As Used-Car Prices Have Hit Wall amid Signs of Buyers’ Strike, Used EV Prices Spike amid Huge Demand and Little Supply | Wolf Street

So the mind-boggling used-vehicle price spike ended in January. But the influx of used vehicle from rental fleets into the used vehicle market – usually 2-3 million vehicles per year – continues to be constrained as rental fleets are having trouble getting new vehicles in sufficient quantity due to the ongoing production shortfalls by automakers. And they’re hanging on to their vehicles longer.

Inventory in used vehicles is adequate for the lower sales levels. And sales are down because buyers are balking at the still crazy-high prices, but dealers don’t want to cut their prices to boost sales because they’re facing limited supply. So the market is hobbling along with still sky-high prices, lower sales, frustrated potential buyers, and tight inventories.

Biggest year-over-year price spike: Nissan Leaf, which not too long ago was a dud in the used vehicle market.
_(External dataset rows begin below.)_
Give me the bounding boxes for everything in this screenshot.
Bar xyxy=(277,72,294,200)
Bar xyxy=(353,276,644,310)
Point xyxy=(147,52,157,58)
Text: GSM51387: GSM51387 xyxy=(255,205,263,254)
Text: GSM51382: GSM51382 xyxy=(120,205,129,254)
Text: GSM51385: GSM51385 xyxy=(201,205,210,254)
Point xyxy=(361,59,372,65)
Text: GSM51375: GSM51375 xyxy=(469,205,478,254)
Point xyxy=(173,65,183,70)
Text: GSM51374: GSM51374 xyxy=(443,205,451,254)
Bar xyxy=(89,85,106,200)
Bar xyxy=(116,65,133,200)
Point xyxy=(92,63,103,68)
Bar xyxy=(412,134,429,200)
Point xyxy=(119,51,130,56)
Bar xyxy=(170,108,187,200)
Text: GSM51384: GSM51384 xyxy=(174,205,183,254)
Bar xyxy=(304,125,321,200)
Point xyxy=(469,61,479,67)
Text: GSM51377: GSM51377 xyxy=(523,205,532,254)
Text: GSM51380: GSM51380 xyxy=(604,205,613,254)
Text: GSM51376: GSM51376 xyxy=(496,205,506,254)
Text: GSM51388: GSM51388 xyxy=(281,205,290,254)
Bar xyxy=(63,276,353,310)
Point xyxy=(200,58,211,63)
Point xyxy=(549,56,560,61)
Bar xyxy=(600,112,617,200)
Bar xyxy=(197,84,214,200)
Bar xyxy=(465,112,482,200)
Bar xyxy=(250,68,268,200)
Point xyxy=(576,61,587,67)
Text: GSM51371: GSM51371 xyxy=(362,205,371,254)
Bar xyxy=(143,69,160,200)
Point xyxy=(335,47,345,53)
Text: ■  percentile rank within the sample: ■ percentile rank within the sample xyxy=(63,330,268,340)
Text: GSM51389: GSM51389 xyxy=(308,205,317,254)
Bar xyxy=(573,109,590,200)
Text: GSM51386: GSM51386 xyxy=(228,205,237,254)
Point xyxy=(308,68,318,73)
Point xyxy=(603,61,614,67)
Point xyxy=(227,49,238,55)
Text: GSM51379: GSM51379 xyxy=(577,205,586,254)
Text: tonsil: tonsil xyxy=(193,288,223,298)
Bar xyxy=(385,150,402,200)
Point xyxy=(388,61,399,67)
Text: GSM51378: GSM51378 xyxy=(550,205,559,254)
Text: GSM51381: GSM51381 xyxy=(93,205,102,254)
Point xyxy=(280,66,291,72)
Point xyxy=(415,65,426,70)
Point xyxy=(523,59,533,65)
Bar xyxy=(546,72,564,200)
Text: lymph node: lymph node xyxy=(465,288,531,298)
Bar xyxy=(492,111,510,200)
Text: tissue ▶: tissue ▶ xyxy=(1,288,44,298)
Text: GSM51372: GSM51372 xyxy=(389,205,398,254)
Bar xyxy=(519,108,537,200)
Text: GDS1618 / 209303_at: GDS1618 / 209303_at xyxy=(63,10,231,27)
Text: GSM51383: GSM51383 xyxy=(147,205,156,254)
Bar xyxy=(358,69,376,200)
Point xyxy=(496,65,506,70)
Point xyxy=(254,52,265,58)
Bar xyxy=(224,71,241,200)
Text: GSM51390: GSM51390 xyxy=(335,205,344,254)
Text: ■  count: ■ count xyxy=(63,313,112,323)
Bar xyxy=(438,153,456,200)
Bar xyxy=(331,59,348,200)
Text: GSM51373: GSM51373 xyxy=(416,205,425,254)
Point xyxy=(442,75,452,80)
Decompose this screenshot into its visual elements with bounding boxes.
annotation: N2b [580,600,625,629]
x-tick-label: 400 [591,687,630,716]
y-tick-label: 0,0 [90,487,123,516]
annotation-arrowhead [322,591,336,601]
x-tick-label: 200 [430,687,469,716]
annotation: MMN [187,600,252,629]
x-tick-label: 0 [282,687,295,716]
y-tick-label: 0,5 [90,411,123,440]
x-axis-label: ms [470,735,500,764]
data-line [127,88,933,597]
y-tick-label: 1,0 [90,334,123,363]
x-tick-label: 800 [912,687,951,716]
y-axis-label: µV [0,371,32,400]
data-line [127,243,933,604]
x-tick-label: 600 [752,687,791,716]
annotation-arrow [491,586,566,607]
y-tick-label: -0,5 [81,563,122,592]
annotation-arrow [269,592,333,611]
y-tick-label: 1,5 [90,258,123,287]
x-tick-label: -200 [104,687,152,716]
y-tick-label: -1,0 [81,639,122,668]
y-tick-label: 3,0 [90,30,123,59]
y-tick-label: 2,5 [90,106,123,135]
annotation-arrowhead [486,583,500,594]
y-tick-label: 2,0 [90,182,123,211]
But the price took off, likely due to its relatively low price and “the heightened desirability for the redesigned 2018 model that offers increased range and is now coming off lease to enter the used car market,” according to the report. The average price jumped by 45%, or by $8,930, to $28,787.

As Used-Car Prices Have Hit Wall amid Signs of Buyers’ Strike, Used EV Prices Spike amid Huge Demand and Little Supply | Wolf Street

It is simple supply versus demand. The largest Nissan Leaf dealer in Washington had ZERO new or used EV’s available the last time AGR checked recently. They usually have HUNDREDS available.

Limited or no supply means the price of any existing EV’s goes up drastically.